Fierce governments of Latin America adopted the concept and seasoned it with their own linguistic expressions. worthy of the comic absurdities of the character of Ubu King, if they had not transcended from the spheres of discourse to those of political action, with its consequences of persecutions and massacres. Who could forget cultural campaigns against the “stateless” subversions who brandished the dictatorships from Argentina, Uruguay, Chile and Brazil in the 70s? Combats in which those of us who did not agree with official cruelties became assimilated to bacterial or viral infections. These “cultural battles” were sublimated as confrontations between healthy bodies and epidemic invasions.

Fortunately and thanks to noble spirits like that of Raúl Alfonsín, or dominated by pragmatism, ultimately beneficent, like that of Carlos Menem, for almost twenty years we were free from being summoned to any culture war. Only the 2008 crisis, which confronted the political forces formed in the horizon of rural jobs and industries with the Kirchnerist government, once again placed the concepts of “battles and cultural war” in the arena of Argentine social debates.

On November 14, 1993, the Olivos Pact was signed between President Carlos Menem and former President Raúl Alfonsín. Photo: Cecilia Profético

The tension of the agon The political situation only increased from then on (except perhaps – let’s say it honestly – for a good part of the Macrista period when verbal exacerbation was systematically avoided).

Of course, Argentine history also generated its self-healing and hope projects: the Alberdi Constitution, Mitre, Sarmiento and Avellaneda, the Sáenz Peña law, the labor reforms of the 1940s, the patriotic administrations of Frondizi and Illia, the democratic restoration of Alfonsín, unique in the world and continued in part by Carlos Menem when he dismantled military power through the abolition of compulsory service and sought to clean up the currency. In any case, the drift of events towards the discursive construction of “cultural battles” It does not allow us to predict anything good.

Juan Bautista Alberti Daguerreotype taken around 1840.
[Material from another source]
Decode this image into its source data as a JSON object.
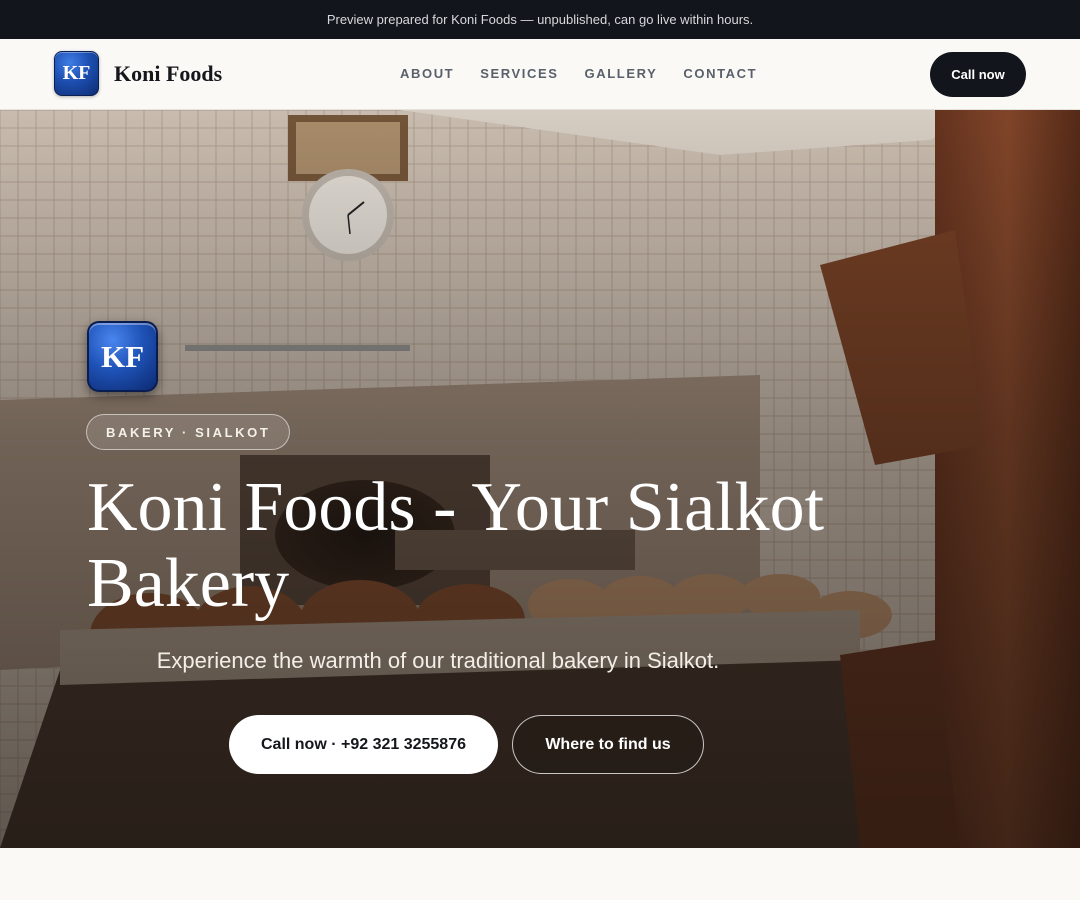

Having already enumerated the calamities unleashed by the repeated use of the commonplace in the last eighty years of national history, could also remember the world catastrophes to which the circulation of equivalent concepts in other places on Earth in contemporary history has contributed, for example: the Kulturkampf from the time of Chancellor Bismarck, the “heroic and virile” combats of militant fascism invoked by the philosopher Giovanni Gentile in his proclamations, the cultural battles of Stalinism satirized by George Orwellthe monstrosities of the Chinese cultural revolution (if you want to have a rough idea of ​​what that represented, I recommend watching the first ten minutes of the series The three body problem which is currently showing on the Netflix network), the massacre perpetrated by the Khmer Rouge in Cambodia, the cultural combats preached by the president of Russia Vladimir Putin. The etcetera would choke us.

A Russian woman walks past a digital screen displaying an image of Russian President Vladimir Putin and a quote from his recent speech to the Federal Assembly, in St. Petersburg on March 13, 2024. (Photo by Olga MALTSEVA / AFP)

In summary, Let us not poison the cultural debates with warlike or military words and phrases., which should be open and generous exchanges par excellence, let us not accompany them with the sound of any drum or instrument of war. In our Argentine case, we are on the verge of multiplying those despicable resources of political discussion. Nothing good can be expected from such outbursts and rantings.

José E. Burucúa is an art historian and has been a professor at the University of Buenos Aires and the National University of San Martín for years. He is the author of The image and the laughter and Reading excesses, iconographic asceticismsamong a dozen essays.